3 Dimensi Kehidupan Manusia Berkaitan dengan Halal Bihalal
Menurutnya, konsep Halal Bihalal erat kaitannya dengan tiga dimensi kehidupan manusia: fisikal, intelektual, dan spiritual.
Sebagaimana kata “ḥalāl” yang muncul 55 kali dalam Al-Qur’an, merujuk pada 10 kegiatan yang terangkum dalam tiga dimensi tersebut.
“Halal Bihalal adalah implementasi nilai Al-Qur’an, untuk mengurai kekusutan hubungan sosial, intelektual, dan spiritual, sehingga kita kembali pada fitrah yang lurus, sebagaimana tujuan Idul Fitri,” ungkapnya.
Ia pun menyatakan, bahwa Ramadan menjadi momen melatih manusia untuk mengurai kekusutan hidup, baik dalam bentuk hawa nafsu, konflik sosial, maupun penyimpangan intelektual.
Idul Fitri, kata dia, diperkuat melalui Halal Bihalal untuk memastikan hubungan antar manusia tetap jernih dan harmonis.
“Hari ini, 27 Syawal, kita cek kembali, apakah fitrah kita masih terjaga setelah Ramadan? Halal Bihalal adalah cara memastikan hubungan kita lurus, bebas dari kekusutan, dan siap menyulam kebaikan berikutnya,” tambah UAH sapaan akrabnya.
Makna Halal Bihalal-5 Karakter Manusia dalam Al-Qur’an
UAH juga mengaitkan, makna Halal Bihalal dengan karakter manusia yang diuraikan dalam Al-Qur’an melalui lima nama: basyar, ins, insān, banī Ādam, dan al-nās.
Kelima nama ini, meski diterjemahkan sama sebagai “manusia,” memiliki makna spesifik yang mencerminkan algoritma kehidupan.
“Ketika hidup kita kusut karena menyimpang dari karakter ini, Ramadan dan Halal Bihalal mengembalikan kita pada fitrah. Ini bukan sekadar silaturahmi, tetapi proses menyaring hubungan hingga jernih dan produktif,” jelasnya.
Dalam konteks Muhammadiyah, ia menyinggung relevansi Halal Bihalal dengan dasar gerakan organisasi yang berpijak pada Al-Qur’an dan Sunnah.
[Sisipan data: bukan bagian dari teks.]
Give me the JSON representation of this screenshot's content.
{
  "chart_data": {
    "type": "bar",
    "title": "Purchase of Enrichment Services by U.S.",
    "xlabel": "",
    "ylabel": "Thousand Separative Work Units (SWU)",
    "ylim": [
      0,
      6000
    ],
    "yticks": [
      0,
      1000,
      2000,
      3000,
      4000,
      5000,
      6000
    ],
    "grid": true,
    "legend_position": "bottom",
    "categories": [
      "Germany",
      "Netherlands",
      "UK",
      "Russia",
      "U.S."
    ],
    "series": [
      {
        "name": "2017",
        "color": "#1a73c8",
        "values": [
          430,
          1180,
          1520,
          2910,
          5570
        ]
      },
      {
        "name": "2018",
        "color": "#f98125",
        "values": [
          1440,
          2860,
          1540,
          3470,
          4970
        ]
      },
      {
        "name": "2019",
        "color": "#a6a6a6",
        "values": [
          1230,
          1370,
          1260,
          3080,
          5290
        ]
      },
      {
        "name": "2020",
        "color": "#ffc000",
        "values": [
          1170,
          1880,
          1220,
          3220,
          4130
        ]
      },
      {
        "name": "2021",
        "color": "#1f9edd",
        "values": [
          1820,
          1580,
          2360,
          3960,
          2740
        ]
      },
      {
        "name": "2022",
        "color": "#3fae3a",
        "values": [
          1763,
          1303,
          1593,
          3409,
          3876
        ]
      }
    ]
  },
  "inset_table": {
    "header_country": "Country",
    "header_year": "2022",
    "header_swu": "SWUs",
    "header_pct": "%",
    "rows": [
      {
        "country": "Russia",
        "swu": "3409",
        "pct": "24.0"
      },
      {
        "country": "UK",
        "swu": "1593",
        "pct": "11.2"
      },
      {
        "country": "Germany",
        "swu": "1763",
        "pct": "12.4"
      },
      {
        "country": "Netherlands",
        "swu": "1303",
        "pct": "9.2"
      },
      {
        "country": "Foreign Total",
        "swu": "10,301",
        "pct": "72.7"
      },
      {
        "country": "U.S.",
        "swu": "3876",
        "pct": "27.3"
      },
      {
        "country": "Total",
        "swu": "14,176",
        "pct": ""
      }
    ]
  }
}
Halal Bihalal, kata dia, memperkuat komitmen kita untuk menjalankan amr ma‘rūf nahy munkar, sebagaimana salat yang tidak hanya dibaca (iqrā’), tetapi dipahami dan diamalkan (tilāwah) untuk mencegah perbuatan keji (faḥsyā’) dan mungkar,,
“Halal Bihalal mengajak kita menjahit kembali hubungan yang kusut, menjernihkan hati, dan mempersiapkan langkah baru menuju kehidupan yang lebih baik, selaras dengan visi Muhammadiyah,” tutup Ustaz Adi.
Diketahui, UAH hadir dalam acara Halal Bihalal Muhammadiyah Jawa Timur, yang digelar di Universitas Muhammadiyah Sidoarjo (Umsida) pada Sabtu (26/4/2025).[nnh]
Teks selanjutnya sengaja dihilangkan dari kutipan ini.